When working, employees have a right to take breaks. Of course, this includes bathroom breaks and other periods of relaxation a couple of times per day. Additionally, most people have to take a lunch break or other meal period at some point during their shift. The question that many have is whether they qualify for workers’ compensation while on their lunch breaks.
The answer is that it depends. Sometimes, you can qualify for workers’ compensation when an injury occurs on your breaks. However, this only occurs sometimes. The conditions surrounding the accident and why you got hurt in the first place are often determining factors in your workers’ comp claim.
What is workers’ compensation?
When someone gets hurt on the job, they might not have the ability to continue working. Therefore, their income might drop, and their ability to make a secure living could become imperiled.
As a result, they might have to rely on the supplementary income provided by workers’ compensation to help them through these difficult circumstances. With the benefit of workers’ compensation, the injured party can rest securely knowing that they have a degree of protection against financial losses.

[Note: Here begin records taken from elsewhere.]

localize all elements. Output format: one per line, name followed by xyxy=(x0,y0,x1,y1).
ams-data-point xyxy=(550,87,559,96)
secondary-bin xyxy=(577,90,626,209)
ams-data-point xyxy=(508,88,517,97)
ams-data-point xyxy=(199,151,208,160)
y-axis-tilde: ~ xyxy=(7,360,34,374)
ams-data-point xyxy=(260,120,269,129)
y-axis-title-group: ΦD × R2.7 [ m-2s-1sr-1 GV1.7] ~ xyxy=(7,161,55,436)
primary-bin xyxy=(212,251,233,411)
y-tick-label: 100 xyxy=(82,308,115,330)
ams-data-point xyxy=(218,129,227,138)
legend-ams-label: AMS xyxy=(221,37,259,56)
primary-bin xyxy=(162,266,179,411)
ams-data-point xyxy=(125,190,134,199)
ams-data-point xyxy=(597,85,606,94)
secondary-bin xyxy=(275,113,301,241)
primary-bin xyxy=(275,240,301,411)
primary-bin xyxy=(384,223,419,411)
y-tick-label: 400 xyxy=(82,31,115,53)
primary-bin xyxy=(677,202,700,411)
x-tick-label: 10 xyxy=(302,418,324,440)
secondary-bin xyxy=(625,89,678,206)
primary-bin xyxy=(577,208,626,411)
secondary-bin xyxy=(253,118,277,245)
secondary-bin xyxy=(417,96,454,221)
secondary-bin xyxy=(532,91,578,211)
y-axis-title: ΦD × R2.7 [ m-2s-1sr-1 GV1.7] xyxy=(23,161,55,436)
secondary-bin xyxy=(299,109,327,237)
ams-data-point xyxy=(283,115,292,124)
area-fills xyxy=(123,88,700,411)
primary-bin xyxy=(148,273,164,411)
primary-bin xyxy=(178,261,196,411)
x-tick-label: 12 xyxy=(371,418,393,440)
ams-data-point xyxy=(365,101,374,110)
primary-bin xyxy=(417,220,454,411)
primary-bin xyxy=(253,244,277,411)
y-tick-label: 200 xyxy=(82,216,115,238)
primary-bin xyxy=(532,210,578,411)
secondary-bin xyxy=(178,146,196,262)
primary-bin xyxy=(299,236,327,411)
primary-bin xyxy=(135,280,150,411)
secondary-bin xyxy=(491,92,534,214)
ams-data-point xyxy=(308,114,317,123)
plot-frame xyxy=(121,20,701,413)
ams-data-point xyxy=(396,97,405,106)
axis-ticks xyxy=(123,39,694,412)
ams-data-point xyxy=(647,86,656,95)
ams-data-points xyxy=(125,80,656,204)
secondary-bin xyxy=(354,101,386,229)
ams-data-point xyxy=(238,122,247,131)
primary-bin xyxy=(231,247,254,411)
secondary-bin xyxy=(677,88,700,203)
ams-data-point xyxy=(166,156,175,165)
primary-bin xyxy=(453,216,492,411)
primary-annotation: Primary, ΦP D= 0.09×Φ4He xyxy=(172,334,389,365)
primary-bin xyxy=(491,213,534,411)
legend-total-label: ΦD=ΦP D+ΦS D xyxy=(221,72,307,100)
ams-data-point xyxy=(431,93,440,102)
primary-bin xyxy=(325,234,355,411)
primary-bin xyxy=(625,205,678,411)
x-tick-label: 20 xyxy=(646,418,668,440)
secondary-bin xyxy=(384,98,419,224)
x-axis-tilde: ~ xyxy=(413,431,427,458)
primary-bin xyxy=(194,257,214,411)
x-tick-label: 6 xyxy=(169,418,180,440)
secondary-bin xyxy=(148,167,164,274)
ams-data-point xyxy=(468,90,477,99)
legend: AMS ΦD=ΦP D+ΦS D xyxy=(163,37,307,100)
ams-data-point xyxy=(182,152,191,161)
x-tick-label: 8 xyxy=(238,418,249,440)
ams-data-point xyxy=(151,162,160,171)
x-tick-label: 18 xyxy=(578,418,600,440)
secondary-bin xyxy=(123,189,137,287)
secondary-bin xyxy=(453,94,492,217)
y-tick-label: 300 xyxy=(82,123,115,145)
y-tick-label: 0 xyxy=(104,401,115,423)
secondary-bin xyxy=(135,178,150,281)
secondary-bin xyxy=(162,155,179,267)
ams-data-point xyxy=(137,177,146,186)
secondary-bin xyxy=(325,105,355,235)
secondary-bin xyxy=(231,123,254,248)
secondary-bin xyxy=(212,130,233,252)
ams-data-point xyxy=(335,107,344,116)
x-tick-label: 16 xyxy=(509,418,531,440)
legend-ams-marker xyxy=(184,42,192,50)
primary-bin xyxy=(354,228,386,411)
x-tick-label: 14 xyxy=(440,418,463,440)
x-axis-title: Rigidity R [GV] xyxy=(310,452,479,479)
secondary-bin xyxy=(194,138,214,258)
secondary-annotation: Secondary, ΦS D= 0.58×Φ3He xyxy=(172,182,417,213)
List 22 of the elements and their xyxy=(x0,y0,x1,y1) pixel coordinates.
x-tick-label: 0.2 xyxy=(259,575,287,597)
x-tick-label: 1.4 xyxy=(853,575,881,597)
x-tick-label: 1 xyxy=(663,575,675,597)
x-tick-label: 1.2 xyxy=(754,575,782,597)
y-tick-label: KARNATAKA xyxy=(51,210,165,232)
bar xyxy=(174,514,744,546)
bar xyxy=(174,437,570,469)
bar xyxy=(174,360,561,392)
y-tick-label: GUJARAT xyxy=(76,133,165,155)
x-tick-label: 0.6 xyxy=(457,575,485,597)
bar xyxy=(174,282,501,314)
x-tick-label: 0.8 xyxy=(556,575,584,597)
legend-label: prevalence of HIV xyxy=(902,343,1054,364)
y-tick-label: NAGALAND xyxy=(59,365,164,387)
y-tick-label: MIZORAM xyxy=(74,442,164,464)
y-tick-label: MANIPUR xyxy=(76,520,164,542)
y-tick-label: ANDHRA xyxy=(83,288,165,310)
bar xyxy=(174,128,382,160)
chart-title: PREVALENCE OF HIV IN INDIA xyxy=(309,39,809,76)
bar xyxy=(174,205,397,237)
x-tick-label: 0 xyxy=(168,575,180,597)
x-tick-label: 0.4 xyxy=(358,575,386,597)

To qualify for workers’ compensation, you must be able to prove that your injury occurred as a result of your working duties. However, the scope of your employment might vary considerably, and therefore injuries sustained in numerous circumstances might qualify for workers’ comp. Where does this leave break or lunch period injuries?
Workers’ Compensation for Lunch Break Injuries
On one hand, taking a lunch break means that you are not working. Therefore, standard reasoning indicates that you should not qualify for workers compensation on these breaks. However, this isn’t exactly a hard and fast rule.
For example, if you leave work for your lunch break, but your employer asks you to do a work errand while out, then you will still be at work even during this downtime. Should you get hurt in an accident during this period, you might qualify for workers’ compensation. Even though you were on your lunch break, you still had to do a work errand. Therefore, this could be considered a working duty.
However, if you simply leave your office to pick up your own lunch, then you usually don’t qualify for workers’ compensation. You were out of the office on your own time.
Still, if you remain on your company premises during your lunch break, then you might continue to qualify for workers’ compensation even during lunch. A company lunchroom is part of your company’s premises. Therefore, by staying on the premises, you are still available to do work. As a result, you might qualify for workers’ compensation should accidents occur in these settings.
If you are curious about your workers’ compensation qualifications, speak to your employer or the employer’s workers’ compensation insurance provider. They can help you determine what injuries will qualify for such claims.